San Francisco Jewish Film Festival 2010 + Newsy Notes

David Hudson

"For the first 20 or so years of its existence, the San Francisco Jewish Film Festival drew most heavily on the Israel-Germany-United States triumvirate for its programming," begins Michael Fox at SF360. "The world has opened up in the last decade: The historical archives of the former Soviet bloc countries are finally being mined to illuminating effect, for example, while filmmakers are freer to confront their countries' less-than-shining WWII records — even as US theatrical bookings of foreign films have declined, giving niche festivals access to a greater swath of high-quality dramas. The upshot is that local connoisseurs of international cinema beyond the festival's identity-based target audience know to scope out the Jewish Film Festival program (as well as those of Frameline, the Asian American International Film Festival, et al.)."

"The 30th San Francisco Jewish Film Festival includes several documentaries that at least peripherally touch on the Holocaust," notes Max Goldberg, "but two are particularly ambitious: Einsatzgruppen: The Death Brigades and A Film Unfinished. The former is an exhaustive cataloging of the Nazi execution squads' brutal charge to render the Eastern front Judenfrei, incorporating textbook history, eyewitness accounts (adhering to Shoah's trifurcated structure of Jewish survivors, local collaborators and onlookers, and former Nazis on hidden camera), and an unrelenting case of archive fever.
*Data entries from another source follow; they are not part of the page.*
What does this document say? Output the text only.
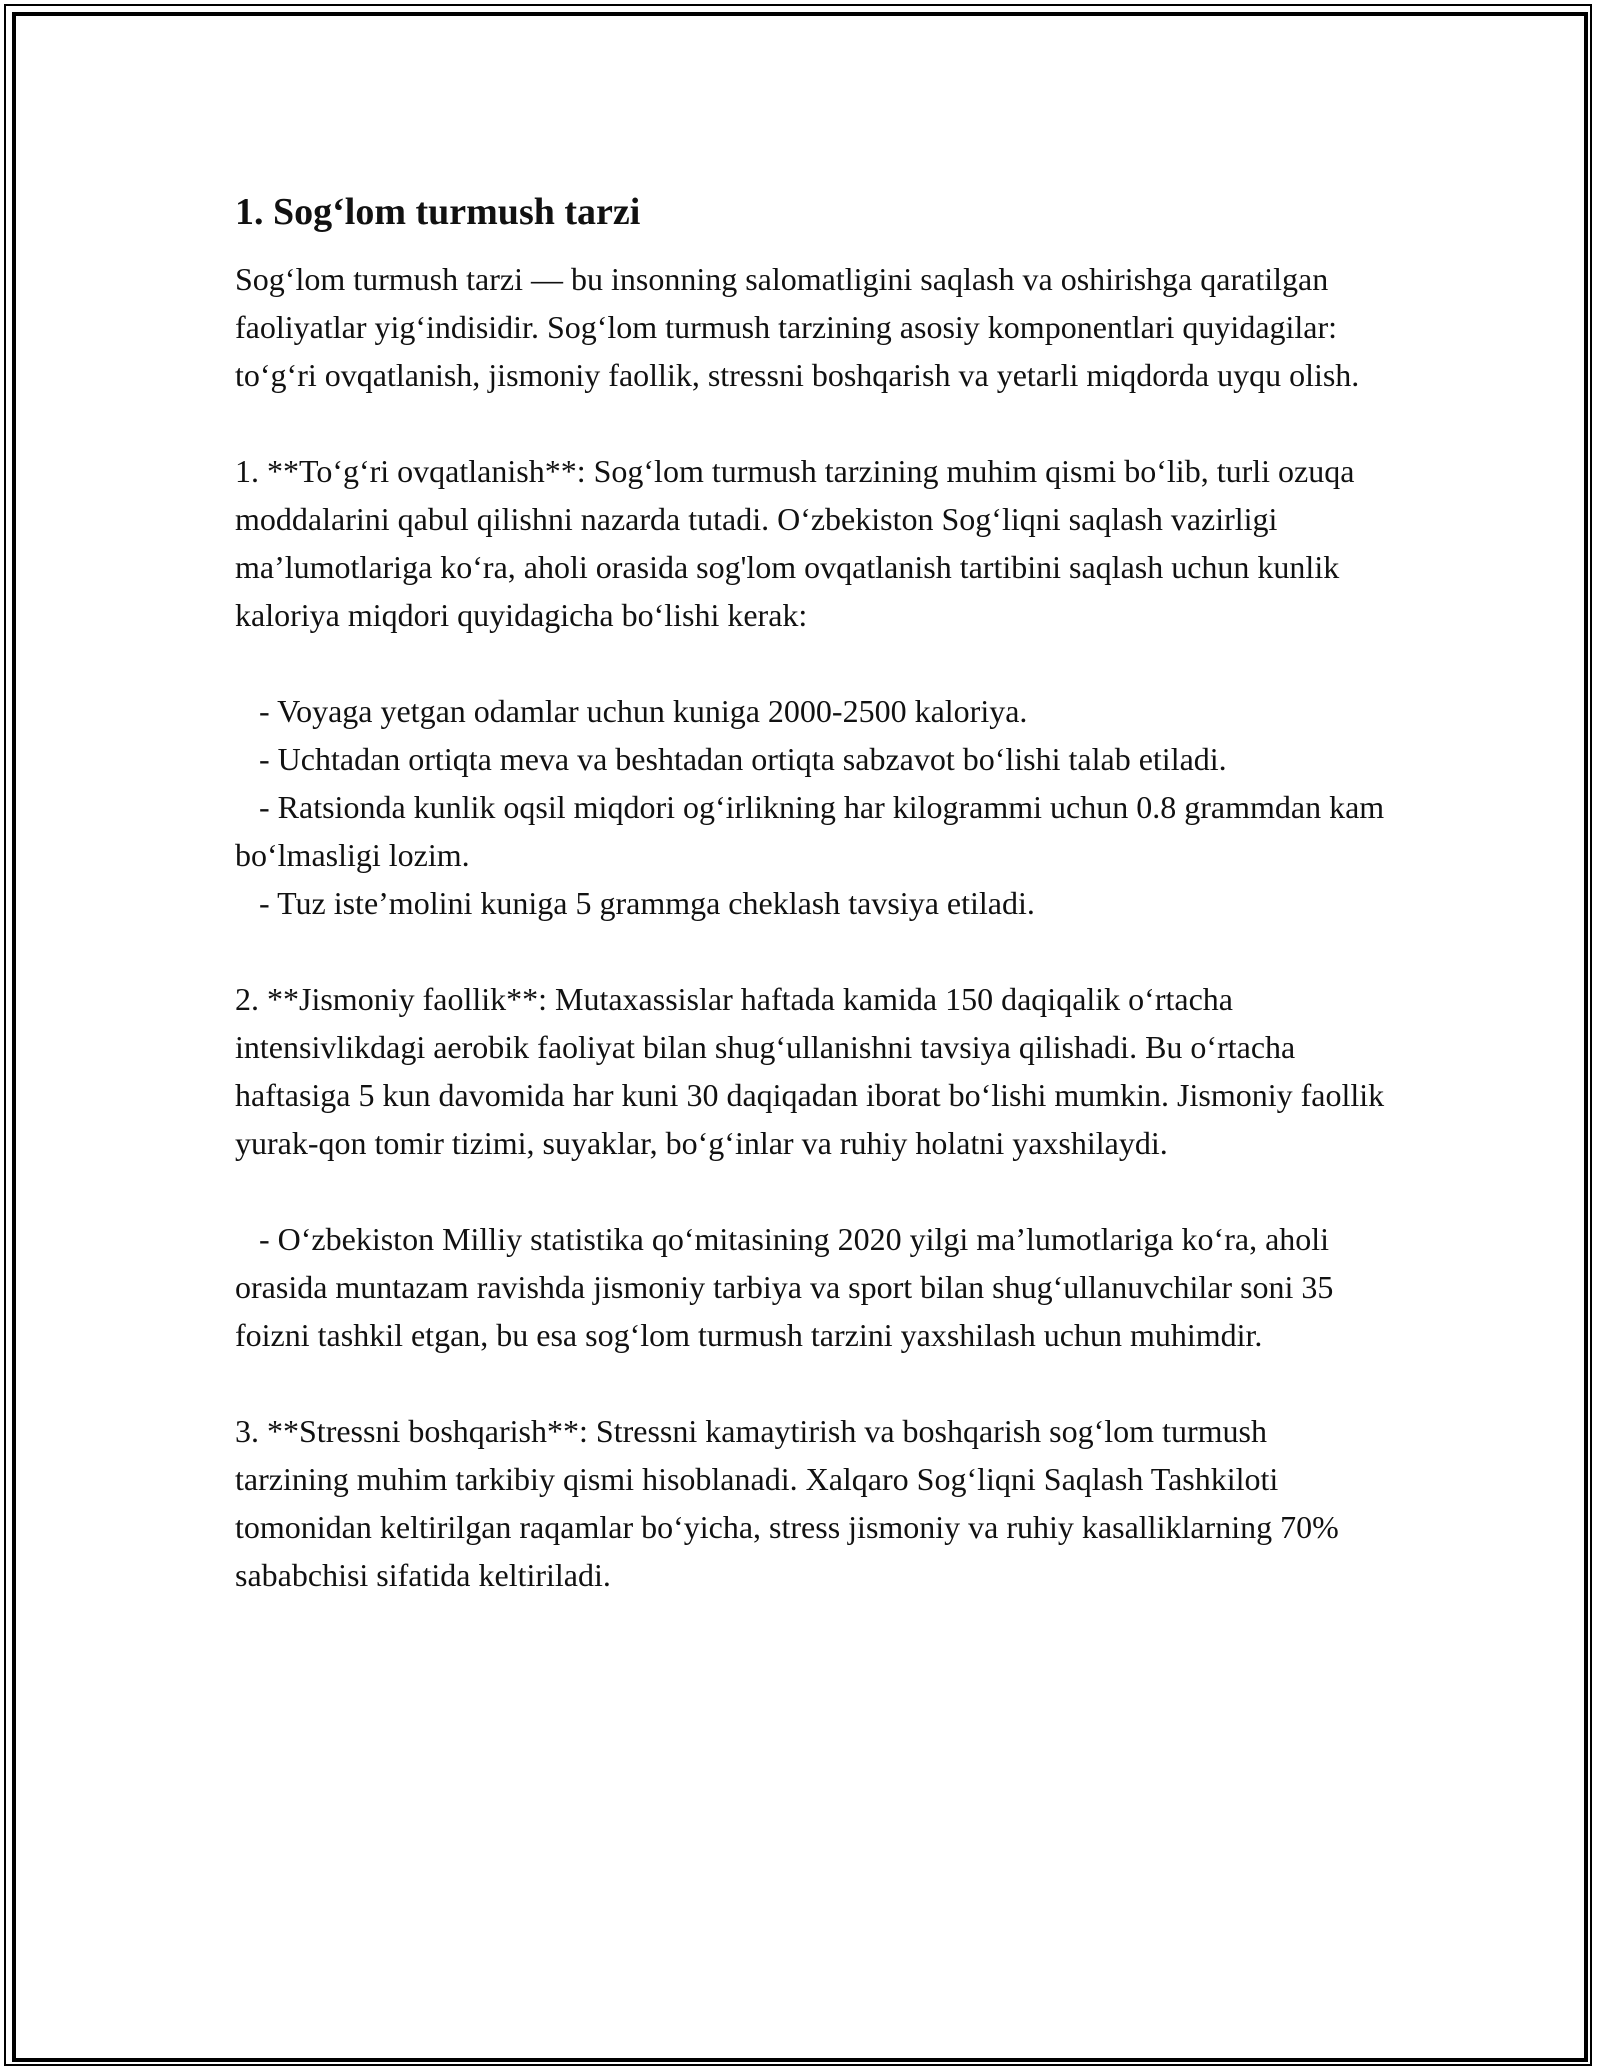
1. Sog‘lom turmush tarzi

Sog‘lom turmush tarzi — bu insonning salomatligini saqlash va oshirishga qaratilgan faoliyatlar yig‘indisidir. Sog‘lom turmush tarzining asosiy komponentlari quyidagilar: to‘g‘ri ovqatlanish, jismoniy faollik, stressni boshqarish va yetarli miqdorda uyqu olish.

1. **To‘g‘ri ovqatlanish**: Sog‘lom turmush tarzining muhim qismi bo‘lib, turli ozuqa moddalarini qabul qilishni nazarda tutadi. O‘zbekiston Sog‘liqni saqlash vazirligi ma’lumotlariga ko‘ra, aholi orasida sog'lom ovqatlanish tartibini saqlash uchun kunlik kaloriya miqdori quyidagicha bo‘lishi kerak:

- Voyaga yetgan odamlar uchun kuniga 2000-2500 kaloriya.

- Uchtadan ortiqta meva va beshtadan ortiqta sabzavot bo‘lishi talab etiladi.

- Ratsionda kunlik oqsil miqdori og‘irlikning har kilogrammi uchun 0.8 grammdan kam bo‘lmasligi lozim.

- Tuz iste’molini kuniga 5 grammga cheklash tavsiya etiladi.

2. **Jismoniy faollik**: Mutaxassislar haftada kamida 150 daqiqalik o‘rtacha intensivlikdagi aerobik faoliyat bilan shug‘ullanishni tavsiya qilishadi. Bu o‘rtacha haftasiga 5 kun davomida har kuni 30 daqiqadan iborat bo‘lishi mumkin. Jismoniy faollik yurak-qon tomir tizimi, suyaklar, bo‘g‘inlar va ruhiy holatni yaxshilaydi.

- O‘zbekiston Milliy statistika qo‘mitasining 2020 yilgi ma’lumotlariga ko‘ra, aholi orasida muntazam ravishda jismoniy tarbiya va sport bilan shug‘ullanuvchilar soni 35 foizni tashkil etgan, bu esa sog‘lom turmush tarzini yaxshilash uchun muhimdir.

3. **Stressni boshqarish**: Stressni kamaytirish va boshqarish sog‘lom turmush tarzining muhim tarkibiy qismi hisoblanadi. Xalqaro Sog‘liqni Saqlash Tashkiloti tomonidan keltirilgan raqamlar bo‘yicha, stress jismoniy va ruhiy kasalliklarning 70% sababchisi sifatida keltiriladi.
The same color footage of starving Jewish children we see in Einsatzgruppen washes up in Yael Hersonski's A Film Unfinished, but here it's the provenance of these images, filmed by Nazis in the Warsaw Ghetto, that's being scrutinized."

Also in the Bay Guardian, Dennis Harvey: "Hollywood has traditionally been reluctant to embrace the J-word or identity, despite Jewish artists and entrepreneurs' huge industry contributions from earliest days. The same studio heads who imitated upper-crust goyim lifestyles and Anglicized Jewish stars' backgrounds were disinclined to let their rare screen representations encompass machine guns and shakedowns.Curated by former programming director Nancy Fishman, Tough Guys: Images of Jewish Gangsters in Film reprises a few times that policy of polite cinematic omission was lifted."
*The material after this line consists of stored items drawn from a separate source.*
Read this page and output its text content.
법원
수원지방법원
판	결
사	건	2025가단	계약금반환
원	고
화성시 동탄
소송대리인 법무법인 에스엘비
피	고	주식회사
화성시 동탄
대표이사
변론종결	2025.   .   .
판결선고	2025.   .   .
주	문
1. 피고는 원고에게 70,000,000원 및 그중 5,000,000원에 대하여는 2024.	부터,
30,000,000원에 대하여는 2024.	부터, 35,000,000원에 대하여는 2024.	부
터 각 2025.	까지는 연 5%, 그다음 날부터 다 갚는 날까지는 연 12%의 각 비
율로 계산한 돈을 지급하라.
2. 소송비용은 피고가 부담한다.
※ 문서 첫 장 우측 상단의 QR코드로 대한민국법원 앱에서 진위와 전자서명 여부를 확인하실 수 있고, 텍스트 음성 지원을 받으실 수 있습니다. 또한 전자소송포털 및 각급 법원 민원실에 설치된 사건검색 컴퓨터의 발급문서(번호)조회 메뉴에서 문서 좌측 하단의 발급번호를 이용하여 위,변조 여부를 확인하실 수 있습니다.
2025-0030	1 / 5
Michael Hawley previews the two docs and one narrative feature that make up another strand, Voices of the Former Soviet Union.

The festival opens tonight at the Castro with Ludi Boeken's Saviors in the Night (image above). Michael Fox: "This earthy, pungent German-French co-production is based on the true story of a German-Jewish mother and daughter sheltered during the war by a family of farmers. Class and lifestyle differences generate almost as much tension as the risk of discovery by the local Hitler Youth, leading to a domestic friendship that provides the film’s emotional core."

 

IN OTHER NEWS


Jonathan Rosenbaum, Gonzalo Maza, Quintín (Eduardo Antín), Diego Lerer and Roger Alan Koza have gathered in Córdoba, Argentina for Semana Internacional de la Crítica, which began on Thursday and carries on through tomorrow. Flavia de la Fuente has been covering the goings on at La lectora provisoria.
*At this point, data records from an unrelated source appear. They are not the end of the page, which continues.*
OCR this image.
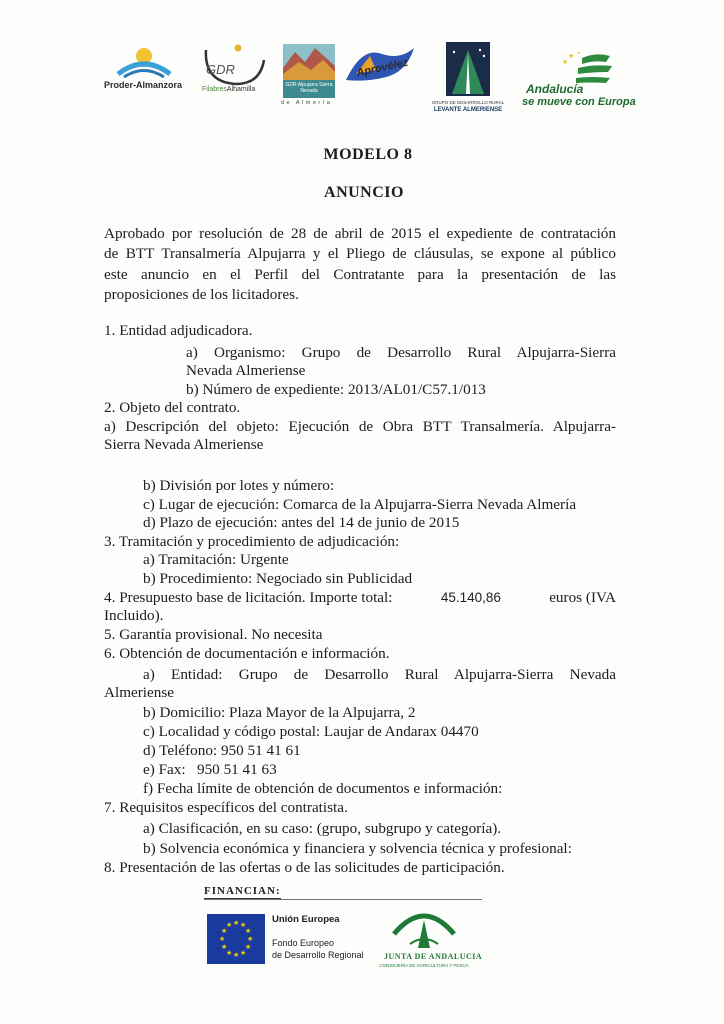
Proder-Almanzora
GDR
FilabresAlhamilla
GDR Alpujarra Sierra Nevada
de Almería
Aprovélez
GRUPO DE DESARROLLO RURAL
LEVANTE ALMERIENSE
★
★ ★
Andalucía
se mueve con Europa
MODELO 8
ANUNCIO
Aprobado por resolución de 28 de abril de 2015 el expediente de contratación
de BTT Transalmería Alpujarra y el Pliego de cláusulas, se expone al público
este anuncio en el Perfil del Contratante para la presentación de las
proposiciones de los licitadores.
1. Entidad adjudicadora.
a) Organismo: Grupo de Desarrollo Rural Alpujarra-Sierra
Nevada Almeriense
b) Número de expediente: 2013/AL01/C57.1/013
2. Objeto del contrato.
a) Descripción del objeto: Ejecución de Obra BTT Transalmería. Alpujarra-
Sierra Nevada Almeriense
b) División por lotes y número:
c) Lugar de ejecución: Comarca de la Alpujarra-Sierra Nevada Almería
d) Plazo de ejecución: antes del 14 de junio de 2015
3. Tramitación y procedimiento de adjudicación:
a) Tramitación: Urgente
b) Procedimiento: Negociado sin Publicidad
4. Presupuesto base de licitación. Importe total:	45.140,86	euros (IVA
Incluido).
5. Garantía provisional. No necesita
6. Obtención de documentación e información.
a) Entidad: Grupo de Desarrollo Rural Alpujarra-Sierra Nevada
Almeriense
b) Domicilio: Plaza Mayor de la Alpujarra, 2
c) Localidad y código postal: Laujar de Andarax 04470
d) Teléfono: 950 51 41 61
e) Fax:   950 51 41 63
f) Fecha límite de obtención de documentos e información:
7. Requisitos específicos del contratista.
a) Clasificación, en su caso: (grupo, subgrupo y categoría).
b) Solvencia económica y financiera y solvencia técnica y profesional:
8. Presentación de las ofertas o de las solicitudes de participación.
FINANCIAN:
★ ★
★
★
★
★
★
★
★
★
★
★	Unión Europea
Fondo Europeo
de Desarrollo Regional	JUNTA DE ANDALUCIA
CONSEJERÍA DE AGRICULTURA Y PESCA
The summer reading list is outpacing summer itself. Hot on the heels of new issues of Jump Cut, Film Comment, Senses of Cinema and Sight & Sound and the inaugural issue of Camera Lucida within just the past few weeks, comes word from Catherine Grant that there's a new issue of Scope up, "Using Moving Image Archives." Catherine's broken it down at Film Studies for Free.

Mark Asch in the L Magazine: "Jonas Mekas, from whom we still have much to learn about contemplative cinema, has programmed a series of Boring Masterpieces at Anthology Film Archives beginning with Andy Warhol's Empire [tonight], and continuing with Masaki Kobayashi's The Human Condition on August 7 and 8, and Robert Kramer's Ice on September 2."